Resensi film Gladiator II: Lihat, saya tidak masuk Pegulat kedua Harapkan film ini menyamai keagungan epik mahakarya Ridley Scott tahun 2000, yang aktor utamanya Russell Crowe memenangkan Oscar. Saya mendekati film ini dengan ekspektasi yang tinggi meskipun ada daya tarik dari para pemain fantastis termasuk Paul Mescal, Pedro Pascal, dan Denzel Washington yang legendaris. Adalah bijaksana untuk tidak putus asa. Di akhir durasi 148 menit yang cukup melelahkan (bahkan setelah Badan Sensor India memotong dua adegan pemenggalan kepala…tidak ada permainan kata-kata yang dimaksudkan), saya mendapati diri saya menjawab pertanyaan terkenal Maximus, “Apakah kamu tidak terhibur?” Ya, saya menikmati dan mengagumi skala beberapa adegan aksinya, tetapi keyakinan awal saya benar: film ini tidak mencapai tingkat epik dari pendahulunya. Laporan Dewan Sensor tentang Gladiator II: Dua Adegan Kekerasan dan Penghinaan Seksual Dihapus dari Film Baru Ridley Scott di India; Lulus dengan rating U/A.

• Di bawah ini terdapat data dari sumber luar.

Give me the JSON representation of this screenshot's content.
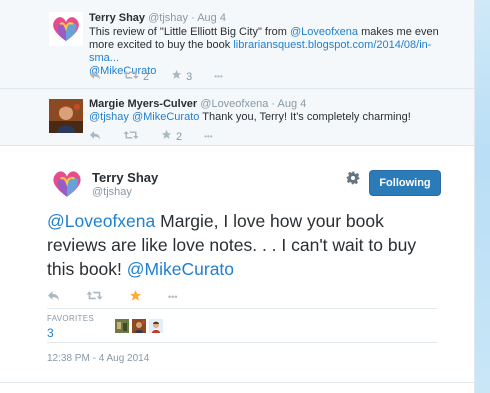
{
  "tweet1": {
    "name": "Terry Shay",
    "handle": "@tjshay",
    "time": "· Aug 4",
    "text_before": "This review of \"Little Elliott Big City\" from ",
    "mention1": "@Loveofxena",
    "text_middle": " makes me even more excited to buy the book ",
    "url": "librariansquest.blogspot.com/2014/08/in-sma...",
    "mention2": "@MikeCurato",
    "retweets": "2",
    "favorites": "3",
    "more": "•••"
  },
  "tweet2": {
    "name": "Margie Myers-Culver",
    "handle": "@Loveofxena",
    "time": "· Aug 4",
    "mention1": "@tjshay",
    "mention2": "@MikeCurato",
    "text": " Thank you, Terry!  It's completely charming!",
    "favorites": "2",
    "more": "•••"
  },
  "main": {
    "name": "Terry Shay",
    "handle": "@tjshay",
    "follow_label": "Following",
    "mention1": "@Loveofxena",
    "text": " Margie, I love how your book reviews are like love notes. . . I can't wait to buy this book! ",
    "mention2": "@MikeCurato",
    "more": "•••",
    "favorites_label": "FAVORITES",
    "favorites_count": "3",
    "timestamp": "12:38 PM - 4 Aug 2014"
  },
  "icons": {
    "reply": "reply-icon",
    "retweet": "retweet-icon",
    "favorite": "star-icon",
    "more": "more-icon",
    "settings": "gear-icon"
  },
  "colors": {
    "link": "#1f7fd1",
    "follow_button": "#2b7bb9",
    "star_active": "#ffac33"
  }
}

Peristiwa dalam film ini terjadi 16 tahun setelah peristiwa tersebut Budak Dengan jatuhnya Maximus dan Commodus, Roma tetap berada dalam kekacauan, kini diperintah oleh dua kaisar tirani yang tidak kompeten, Geta (Joseph Quinn) dan Caracalla (Fred Hechinger). Permainan gladiator terus berkembang di bawah pemerintahan mereka ketika mereka menekan pemimpin mereka Acacius (Pedro Pascal) untuk melakukan lebih banyak penaklukan di luar kerajaan mereka. Film ini dimulai dengan Acacius memimpin serangan angkatan laut di kota Numidia di Afrika, yang mengakibatkan kota tersebut direbut. Di antara penghuninya adalah Hanno (Paul Mescal), seorang tentara yang istrinya terbunuh saat invasi.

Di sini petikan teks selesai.